Uno de los proyectos solicita la autorización para que la Provincia acceda a 500 millones de dólares que corresponden a líneas de financiamiento a tasas bajas que abrieron los organismos multilaterales de crédito para el financiamiento vinculado a la pandemia.

Acorde al texto de la norma, y en un contexto de fuerte caída de la recaudación de la Provincia, el endeudamiento será destinado a “proyectos y programas sociales” y también a la “compra de insumos de salud, el desarrollo de programas de alimentación y la generación y recuperación de empleo”.

El otro pedido de autorización de deuda por 20 mil millones de pesos será para “afrontar atrasos de Tesorería” que corresponde al gobierno de María Eugenia Vidal y se trata de la deuda que dejó la ex gobernadora con proveedores.
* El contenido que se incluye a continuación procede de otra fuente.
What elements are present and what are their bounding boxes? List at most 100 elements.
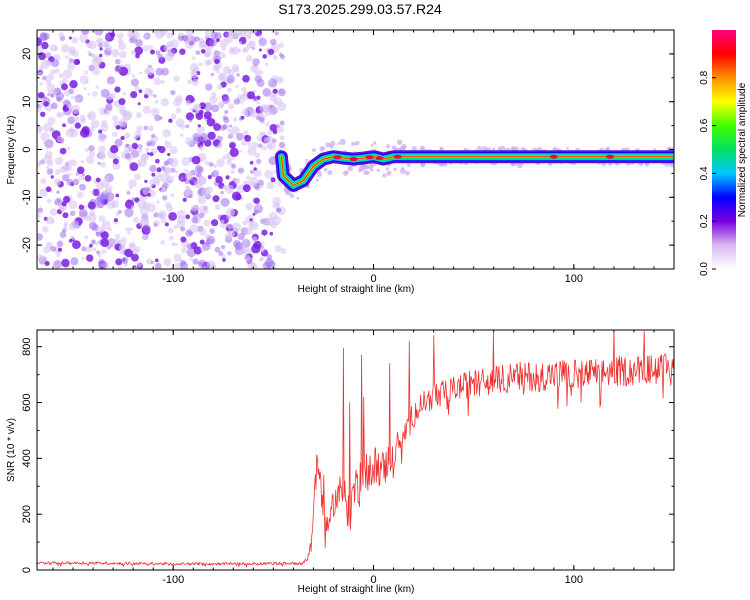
noise-dot xyxy=(247,35,252,40)
noise-dot xyxy=(225,33,229,37)
noise-dot xyxy=(119,121,124,126)
noise-dot xyxy=(173,98,182,107)
noise-dot xyxy=(142,105,151,114)
noise-dot xyxy=(62,212,69,219)
spectrogram-y-tick-label: 20 xyxy=(21,48,33,60)
ridge-halo-dot xyxy=(386,144,391,149)
noise-dot xyxy=(75,172,79,176)
noise-dot xyxy=(274,31,279,36)
noise-dot xyxy=(56,190,60,194)
noise-dot xyxy=(269,94,277,102)
ridge-halo-dot xyxy=(401,166,405,170)
noise-dot xyxy=(189,62,199,72)
noise-dot xyxy=(112,158,119,165)
noise-dot xyxy=(40,111,46,118)
noise-dot xyxy=(254,152,261,159)
noise-dot xyxy=(176,209,186,219)
noise-dot xyxy=(42,141,46,145)
noise-dot xyxy=(78,175,85,181)
noise-dot xyxy=(89,150,96,157)
noise-dot xyxy=(244,227,253,235)
noise-dot xyxy=(95,231,102,237)
noise-dot xyxy=(226,75,235,84)
noise-dot xyxy=(96,37,104,44)
noise-dot xyxy=(227,68,235,77)
noise-dot xyxy=(265,122,270,127)
noise-dot xyxy=(115,193,120,198)
noise-dot xyxy=(227,128,232,133)
noise-dot xyxy=(231,63,239,71)
noise-dot xyxy=(54,197,63,206)
noise-dot xyxy=(91,239,96,245)
noise-dot xyxy=(253,240,262,249)
colorbar-tick-label: 0.8 xyxy=(699,70,710,84)
noise-dot xyxy=(211,170,219,178)
noise-dot xyxy=(142,34,147,39)
noise-dot xyxy=(76,166,85,175)
noise-dot xyxy=(198,62,203,67)
noise-dot xyxy=(161,165,166,171)
noise-dot xyxy=(156,145,162,151)
noise-dot xyxy=(106,45,113,52)
noise-dot xyxy=(106,76,115,85)
ridge-halo-dot xyxy=(337,142,340,145)
noise-dot xyxy=(242,48,247,53)
noise-dot xyxy=(38,160,43,165)
noise-dot xyxy=(114,86,121,93)
noise-dot xyxy=(264,62,269,66)
noise-dot xyxy=(68,200,78,209)
noise-dot xyxy=(97,161,101,165)
noise-dot xyxy=(249,221,259,230)
noise-dot xyxy=(170,193,175,197)
noise-dot xyxy=(135,39,143,47)
noise-dot xyxy=(42,226,49,233)
ridge-halo-dot xyxy=(566,147,569,150)
noise-dot xyxy=(153,212,159,218)
noise-dot xyxy=(84,235,89,240)
noise-dot xyxy=(169,146,178,155)
noise-dot xyxy=(111,200,119,209)
noise-dot xyxy=(138,89,143,94)
noise-dot xyxy=(119,50,127,59)
noise-dot xyxy=(58,247,62,252)
noise-dot xyxy=(247,142,252,147)
noise-dot xyxy=(54,68,60,74)
noise-dot xyxy=(114,65,122,73)
noise-dot xyxy=(230,134,235,139)
noise-dot xyxy=(160,173,170,183)
noise-dot xyxy=(232,30,242,38)
noise-dot xyxy=(92,188,100,196)
spectrogram-y-tick-label: 10 xyxy=(21,96,33,108)
noise-dot xyxy=(68,127,76,134)
noise-dot xyxy=(222,96,230,104)
noise-dot xyxy=(193,246,202,255)
noise-dot xyxy=(45,146,50,150)
noise-dot xyxy=(215,65,220,71)
noise-dot xyxy=(280,248,287,255)
noise-dot xyxy=(185,124,190,129)
noise-dot xyxy=(85,215,92,222)
noise-dot xyxy=(233,98,240,105)
noise-dot xyxy=(164,140,168,144)
noise-dot xyxy=(83,70,89,75)
ridge-peak xyxy=(375,156,384,161)
noise-dot xyxy=(79,75,89,85)
noise-dot xyxy=(225,175,230,180)
noise-dot xyxy=(213,123,222,131)
noise-dot xyxy=(72,50,79,58)
noise-dot xyxy=(151,133,156,138)
noise-dot xyxy=(105,192,115,202)
noise-dot xyxy=(115,125,121,130)
colorbar-label: Normalized spectral amplitude xyxy=(737,82,748,217)
noise-dot xyxy=(70,257,79,266)
noise-dot xyxy=(63,196,71,203)
noise-dot xyxy=(274,245,282,253)
noise-dot xyxy=(229,142,236,149)
noise-dot xyxy=(50,102,58,110)
noise-dot xyxy=(153,94,157,98)
noise-dot xyxy=(98,145,106,154)
noise-dot xyxy=(145,66,155,76)
noise-dot xyxy=(97,133,107,143)
noise-dot xyxy=(99,47,103,51)
noise-dot xyxy=(236,73,240,77)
En su mayoría, corresponden al área de Salud, donde es imperioso la cancelación de esa deuda para continuar con la compra de insumos para la emergencia sanitaria desatada por la pandemia.

Dentro del mismo proyecto de ley, se incluye las medidas ya dispuestas por decreto y se prorroga la emergencia en la Provincia por el Covid-19 por 180 días, la suspensión de eventos masivos y la prohibición del corte de servicios esenciales como luz y agua por falta de pago.

El paquete de medidas ingresó por la Cámara de Diputados, donde el bloque del Frente de Todos junto a aliados alcanza la mayoría para la sanción de las normas. Distinto es el escenario en la Cámara Alta. Allí, el bloque de Juntos por el Cambio domina el Senado con sus 26 bancas, por lo que el oficialismo necesita de su acompañamiento.

Esta tarde los legisladores del Frente de Todos se reunirán con representantes de la oposición para explicar los alcances del paquete de leyes y lograr un acuerdo que permita que en la doble sesión que se realizará este jueves se sanciones las leyes. 

Atento al brote de contagios en los geriátricos de la Capital Federal, el gobierno bonaerense busca evitar que se replique la situación en territorio bonaerense. En ese sentido, la segunda iniciativa que giró el Poder Ejecutivo declara la “emergencia sanitaria” en los geriátricos de gestión pública y privada de toda la provincia, que se extenderá mientras dure la emergencia general por el coronavirus.

Según los datos de la normativa, existen 977 establecimientos habilitados y 1933 sin habilitación en la provincia, y es por eso que ordena iniciar “de forma inmediata” un empadronamiento de los geriátricos para regularizar la situación y fija, además, requisitos mínimos de funcionamiento en lo que hace a capacidad ocupacional, personal, higiene, alimentación, normas de seguridad y protocolos sanitarios.

El último proyecto de ley replica el decreto nacional 319/20 y suspende las ejecuciones hipotecarias de vivienda única y de créditos prendarios actualizados por Unidad de Valor Adquisitivo (UVA), así como también los desalojos. Además, crea el Consejo Asesor de Conflictos de Emergencia Habitacional que intervendrá en los procesos de desalojo que afecten a familias de barrios populares.